TİKA’nın Kudüs’teki kardeşlerimizin evlerini ve dükkanlarını restore etmesini çok kıymetli bir adım olarak görüyorum. Arşivlerimizdeki kudüs tapularını Filistinli kardeşlerimize verdik. Başta vakıflar olmak üzere, mülkiyet konusundaki çalışmalar için ihtiyaç duydukları tarihi belgelerine kendilerine sağlamış olduk.
Müslümanların Kudüs’ü ve Mescidi Aksa’yı yeteri kadar ziyaret etmediklerini görüyoruz. Kimi kardeşimzi israil’in sınırlandırmaları nedeniyle ziyaret edemiyor olabilir. Fakat böyle bir manisi olmadığı halde Mescidi Aksa’ya gitmeyenleri açıkçası yadırgıyorum.
Filistinli kardeşlerimiz şunu söylüyor, lütfen buraya gelin. Buraya geldiğinizde işgalciler yalnız olmadığımızı görüyor diyerek bizden onlara sahip çıkmamızı istiyor. Özellikle batıda yaşayan Müslümanların her fırsatta Kudüs’ü ziyaret ederek Filistinli kardeşlerime yalnız olmadıklarını hissettirmelerini istirham ediyor. Unutmayın ki gitmediğiniz yer sizin değildir.

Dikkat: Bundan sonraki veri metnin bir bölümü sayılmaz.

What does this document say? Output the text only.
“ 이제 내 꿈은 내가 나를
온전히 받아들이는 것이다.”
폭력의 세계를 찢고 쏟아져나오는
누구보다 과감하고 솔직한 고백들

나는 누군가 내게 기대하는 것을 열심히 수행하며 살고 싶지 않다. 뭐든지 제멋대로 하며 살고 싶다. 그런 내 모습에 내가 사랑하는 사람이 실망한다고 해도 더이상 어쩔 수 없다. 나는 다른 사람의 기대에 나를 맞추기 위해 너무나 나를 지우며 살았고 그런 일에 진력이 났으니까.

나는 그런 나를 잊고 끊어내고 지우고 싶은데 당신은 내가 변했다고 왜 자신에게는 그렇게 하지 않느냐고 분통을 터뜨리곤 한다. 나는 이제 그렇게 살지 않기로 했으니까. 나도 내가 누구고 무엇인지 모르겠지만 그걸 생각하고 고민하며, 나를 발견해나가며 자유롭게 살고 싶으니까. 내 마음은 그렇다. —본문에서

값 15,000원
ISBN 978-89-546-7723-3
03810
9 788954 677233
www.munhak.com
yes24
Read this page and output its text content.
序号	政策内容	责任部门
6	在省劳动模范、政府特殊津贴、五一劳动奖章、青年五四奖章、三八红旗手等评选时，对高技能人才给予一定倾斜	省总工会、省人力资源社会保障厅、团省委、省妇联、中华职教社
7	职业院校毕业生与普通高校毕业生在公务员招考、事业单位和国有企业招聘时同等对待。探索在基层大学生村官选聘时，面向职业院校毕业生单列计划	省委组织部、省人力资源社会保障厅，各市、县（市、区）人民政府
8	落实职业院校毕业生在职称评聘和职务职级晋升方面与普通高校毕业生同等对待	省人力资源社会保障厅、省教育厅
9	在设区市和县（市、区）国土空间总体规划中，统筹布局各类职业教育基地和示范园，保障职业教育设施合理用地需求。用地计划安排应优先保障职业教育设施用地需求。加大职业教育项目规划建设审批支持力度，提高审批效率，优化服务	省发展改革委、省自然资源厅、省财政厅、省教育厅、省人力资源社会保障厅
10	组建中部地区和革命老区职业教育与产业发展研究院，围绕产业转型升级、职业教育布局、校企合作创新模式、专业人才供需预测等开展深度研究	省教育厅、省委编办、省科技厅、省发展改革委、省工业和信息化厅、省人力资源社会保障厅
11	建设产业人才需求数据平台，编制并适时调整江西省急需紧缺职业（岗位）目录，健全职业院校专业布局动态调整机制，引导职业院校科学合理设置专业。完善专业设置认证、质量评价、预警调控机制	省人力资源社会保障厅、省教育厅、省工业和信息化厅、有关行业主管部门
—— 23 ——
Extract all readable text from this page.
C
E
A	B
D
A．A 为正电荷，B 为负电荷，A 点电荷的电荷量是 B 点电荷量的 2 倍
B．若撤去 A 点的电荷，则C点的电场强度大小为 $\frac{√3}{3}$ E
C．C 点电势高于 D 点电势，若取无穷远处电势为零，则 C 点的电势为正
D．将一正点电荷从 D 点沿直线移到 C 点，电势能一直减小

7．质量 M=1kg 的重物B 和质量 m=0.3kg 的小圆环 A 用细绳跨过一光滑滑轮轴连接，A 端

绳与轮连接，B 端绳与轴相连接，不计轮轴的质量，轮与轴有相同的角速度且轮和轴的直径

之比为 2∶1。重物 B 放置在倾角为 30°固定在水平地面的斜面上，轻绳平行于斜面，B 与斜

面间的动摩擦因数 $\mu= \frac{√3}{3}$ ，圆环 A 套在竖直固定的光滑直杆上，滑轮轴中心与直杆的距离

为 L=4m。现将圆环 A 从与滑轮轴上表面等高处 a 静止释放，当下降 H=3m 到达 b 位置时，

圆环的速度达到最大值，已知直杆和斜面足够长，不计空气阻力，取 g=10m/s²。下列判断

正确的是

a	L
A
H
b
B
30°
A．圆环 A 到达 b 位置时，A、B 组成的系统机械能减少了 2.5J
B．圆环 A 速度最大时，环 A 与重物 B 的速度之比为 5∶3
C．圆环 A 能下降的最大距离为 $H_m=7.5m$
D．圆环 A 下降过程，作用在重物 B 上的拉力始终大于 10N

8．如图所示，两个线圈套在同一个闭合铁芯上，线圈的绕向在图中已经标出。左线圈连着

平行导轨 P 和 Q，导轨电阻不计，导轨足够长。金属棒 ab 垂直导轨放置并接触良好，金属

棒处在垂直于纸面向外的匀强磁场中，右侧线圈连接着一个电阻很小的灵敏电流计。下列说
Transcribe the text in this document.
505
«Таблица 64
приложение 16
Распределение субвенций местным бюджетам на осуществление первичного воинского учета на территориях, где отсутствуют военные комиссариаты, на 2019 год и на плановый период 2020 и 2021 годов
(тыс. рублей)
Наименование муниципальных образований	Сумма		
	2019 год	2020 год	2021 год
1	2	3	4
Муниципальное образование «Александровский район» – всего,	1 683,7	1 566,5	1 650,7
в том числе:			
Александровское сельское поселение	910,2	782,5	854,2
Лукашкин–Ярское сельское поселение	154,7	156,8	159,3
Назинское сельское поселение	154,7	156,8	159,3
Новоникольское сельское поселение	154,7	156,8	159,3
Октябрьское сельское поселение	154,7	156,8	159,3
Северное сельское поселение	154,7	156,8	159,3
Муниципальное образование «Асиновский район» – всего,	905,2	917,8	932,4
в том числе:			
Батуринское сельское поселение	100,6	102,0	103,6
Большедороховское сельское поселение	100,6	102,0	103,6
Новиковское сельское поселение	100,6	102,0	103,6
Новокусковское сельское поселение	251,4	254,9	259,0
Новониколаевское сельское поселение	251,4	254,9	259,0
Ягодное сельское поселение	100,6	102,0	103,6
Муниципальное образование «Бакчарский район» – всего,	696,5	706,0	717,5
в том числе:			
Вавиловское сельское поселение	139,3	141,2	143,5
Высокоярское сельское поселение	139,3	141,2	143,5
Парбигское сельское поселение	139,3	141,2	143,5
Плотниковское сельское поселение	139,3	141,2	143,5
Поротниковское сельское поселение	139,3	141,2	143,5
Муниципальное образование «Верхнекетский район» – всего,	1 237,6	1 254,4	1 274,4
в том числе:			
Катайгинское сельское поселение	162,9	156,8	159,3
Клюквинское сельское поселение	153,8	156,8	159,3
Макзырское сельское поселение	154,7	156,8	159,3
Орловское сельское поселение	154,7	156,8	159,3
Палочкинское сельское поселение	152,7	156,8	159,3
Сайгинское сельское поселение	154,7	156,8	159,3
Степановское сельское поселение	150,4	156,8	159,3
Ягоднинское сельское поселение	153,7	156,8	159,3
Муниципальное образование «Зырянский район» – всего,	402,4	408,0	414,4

Kudüs’ü tek başına koymamalıyız. Ve bizler, işte ona ‘nerede kardeşlerim’ dedirtmemeliyiz. Şehre binlerce eser kazandıran ecdadın torunları olarak, inşallah bizler bundan sonra da Kudüs’te bütün desteğimizi bütün imkanlarımızla vermeye devam edeceğiz.
SURİYE'YE GİRDİK ÇÜNKÜ...
Şu anda 600'lü rakamlar konuşuluyor ama hayır. Bana göre Suriye'de 1 milyona yakın insan öldü. Bu ölüm hala devam ediyor. Çocuk, kadın, erkek ayrım yapmaksızın devam ediyor. Nerede BM, ne yapıyor? Irak'ta var mı yine yok. Biz sabır, sabır, sabır dedik en sonunda dayanamadık ve Suriye'ye Özgür Suriye Ordusu ile beraber girmek zorunda kaldık. Niçin girdik? Bizim Suriye'nin topraklarında gözümüz yok. Mesele toprağın gerçek sahipleri topraklarına sahip olsunlar, bunu sağlamak için. Yani orada bir adaletin tesisi için varız. Devlet terörü estiren zalim Esed'in hükümdarlığına son vermek için biz oraya girdik, başka bir şey için değil.